Taylor Wimpey and Redrow switch to cash-saving mode

by Keith Bowman from interactive investor |

A sector once famed for returning oodles of cash has changed tactic. Analyst Keith Bowman explains.

In an ongoing flow of Covid-19 trading statements, housebuilders Taylor Wimpey (LSE:TW.) and Redrow (LSE:RDW) were among those publishing updates today. 

Following the government's latest lockdown measures, sales sites at Wimpey have been closed. Customer enquiries will be conducted digitally or over the phone. Construction sites will also begin to close. 

However, sales sites at Redrow remain open, although with increased cleaning and virus precautions in place. Customer site visits last week were substantially down with customer cancellations increasing. Both sales and building work are expected to be seriously impacted over coming weeks. 

Amidst the current uncertainty, Wimpey management now felt unable to offer any profit estimate for 2020. 

Both Wimpey and Redrow shares have more than halved since the virus pandemic first gripped investors on 20 February.

Moves to preserve cash in uncertain times were made by both. Taylor is now cancelling a final and special dividend payment to shareholders totally £485 million. Redrow is cancelling a half-year dividend worth £37 million. 

Rival Berkeley Group (LSE:BKG) recently postponed shareholder returns worth £455 million given current pandemic uncertainty. 

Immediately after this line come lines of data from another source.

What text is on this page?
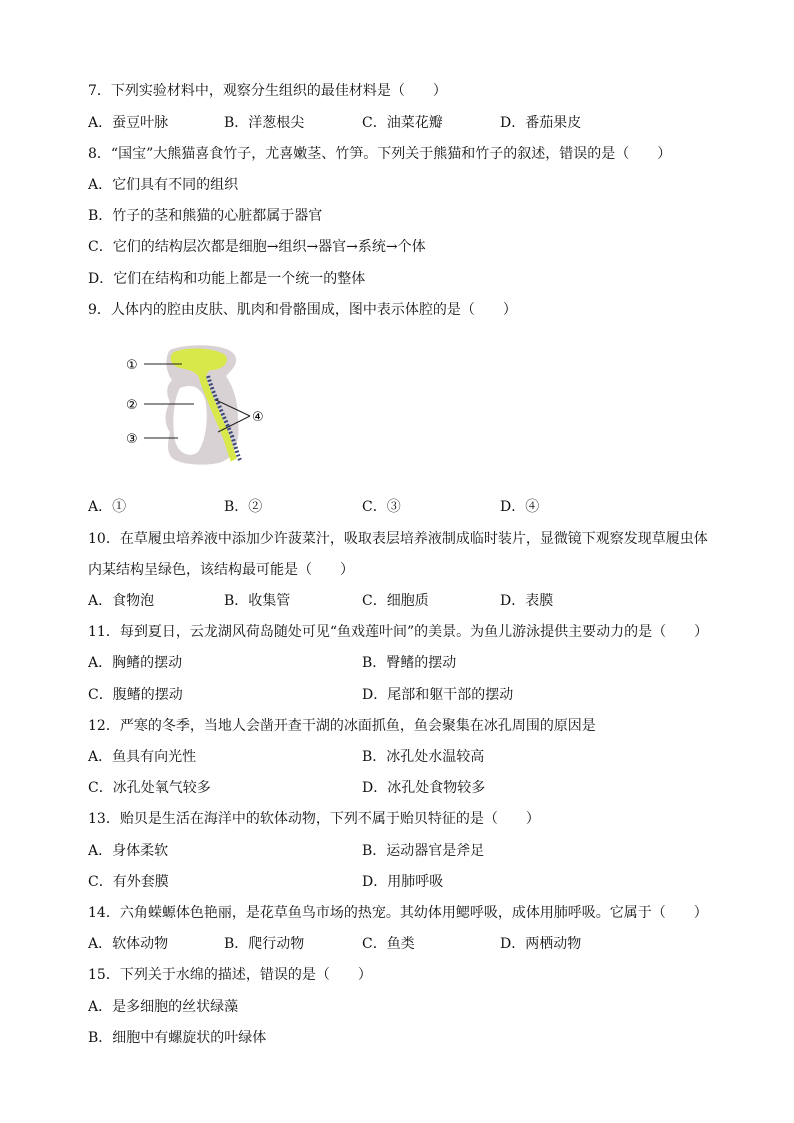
7．下列实验材料中，观察分生组织的最佳材料是（　　）
A．蚕豆叶脉	B．洋葱根尖	C．油菜花瓣	D．番茄果皮
8．“国宝”大熊猫喜食竹子，尤喜嫩茎、竹笋。下列关于熊猫和竹子的叙述，错误的是（　　）
A．它们具有不同的组织
B．竹子的茎和熊猫的心脏都属于器官
C．它们的结构层次都是细胞→组织→器官→系统→个体
D．它们在结构和功能上都是一个统一的整体
9．人体内的腔由皮肤、肌肉和骨骼围成，图中表示体腔的是（　　）
①
②
③
④
A．①	B．②	C．③	D．④
10．在草履虫培养液中添加少许菠菜汁，吸取表层培养液制成临时装片，显微镜下观察发现草履虫体
内某结构呈绿色，该结构最可能是（　　）
A．食物泡	B．收集管	C．细胞质	D．表膜
11．每到夏日，云龙湖风荷岛随处可见“鱼戏莲叶间”的美景。为鱼儿游泳提供主要动力的是（　　）
A．胸鳍的摆动	B．臀鳍的摆动
C．腹鳍的摆动	D．尾部和躯干部的摆动
12．严寒的冬季，当地人会凿开查干湖的冰面抓鱼，鱼会聚集在冰孔周围的原因是
A．鱼具有向光性	B．冰孔处水温较高
C．冰孔处氧气较多	D．冰孔处食物较多
13．贻贝是生活在海洋中的软体动物，下列不属于贻贝特征的是（　　）
A．身体柔软	B．运动器官是斧足
C．有外套膜	D．用肺呼吸
14．六角蝾螈体色艳丽，是花草鱼鸟市场的热宠。其幼体用鳃呼吸，成体用肺呼吸。它属于（　　）
A．软体动物	B．爬行动物	C．鱼类	D．两栖动物
15．下列关于水绵的描述，错误的是（　　）
A．是多细胞的丝状绿藻
B．细胞中有螺旋状的叶绿体
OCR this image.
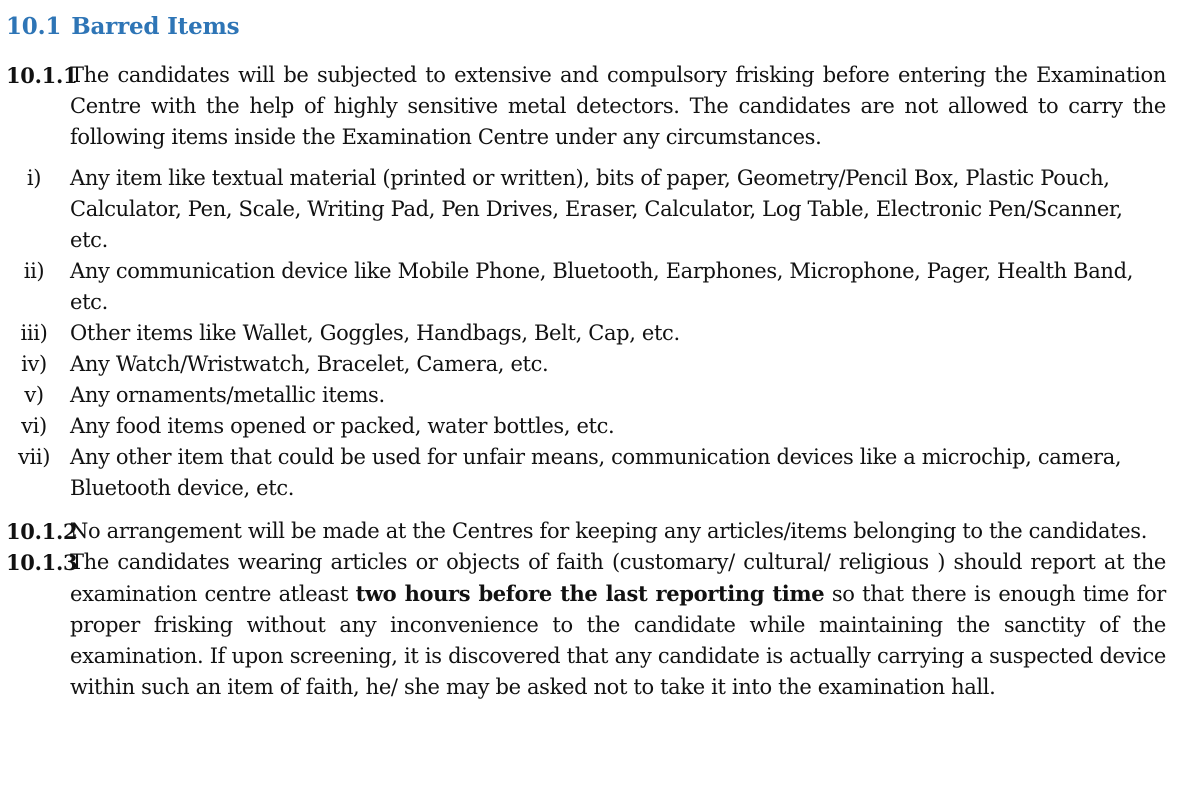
10.1 Barred Items
10.1.1
The candidates will be subjected to extensive and compulsory frisking before entering the Examination Centre with the help of highly sensitive metal detectors. The candidates are not allowed to carry the following items inside the Examination Centre under any circumstances.
i)	Any item like textual material (printed or written), bits of paper, Geometry/Pencil Box, Plastic Pouch, Calculator, Pen, Scale, Writing Pad, Pen Drives, Eraser, Calculator, Log Table, Electronic Pen/Scanner, etc.
ii)	Any communication device like Mobile Phone, Bluetooth, Earphones, Microphone, Pager, Health Band, etc.
iii)	Other items like Wallet, Goggles, Handbags, Belt, Cap, etc.
iv)	Any Watch/Wristwatch, Bracelet, Camera, etc.
v)	Any ornaments/metallic items.
vi)	Any food items opened or packed, water bottles, etc.
vii) Any other item that could be used for unfair means, communication devices like a microchip, camera, Bluetooth device, etc.
10.1.2
No arrangement will be made at the Centres for keeping any articles/items belonging to the candidates.
10.1.3
The candidates wearing articles or objects of faith (customary/ cultural/ religious ) should report at the examination centre atleast two hours before the last reporting time so that there is enough time for proper frisking without any inconvenience to the candidate while maintaining the sanctity of the examination. If upon screening, it is discovered that any candidate is actually carrying a suspected device within such an item of faith, he/ she may be asked not to take it into the examination hall.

Retirement home builder McCarthy & Stone (LSE:MCS) also announced last week that it was cancelling its final dividend payment worth 3.5p per share. Crest Nicholson Holdings (LSE:CRST)has also drawn a line through its 21.8p per share final dividend. 

Pressure now appears to be on other big housebuilders such as Persimmon (LSE:PSN), Barratt Developments (LSE:BDEV) and Bellway (LSE:BWY) to act to preserve cash.  

Historic dividend yields in excess of 5%, but often as much as double that, have seen investors flocking to the sector for income. 

The corona crisis is now crimping that income. The question for investors, as with companies more generally, is just how long this health crisis will disrupt and cause companies to preserve cash for?

On the upside, recent measures taken by the Bank of England, cutting rates and implementing QE, mirror those taken by it after the financial crisis – measures which aided, although not fully drove, triple-digit share price gains for many of the players over the last 10 years.  

For now, the housebuilding sector's dividend machine has stalled.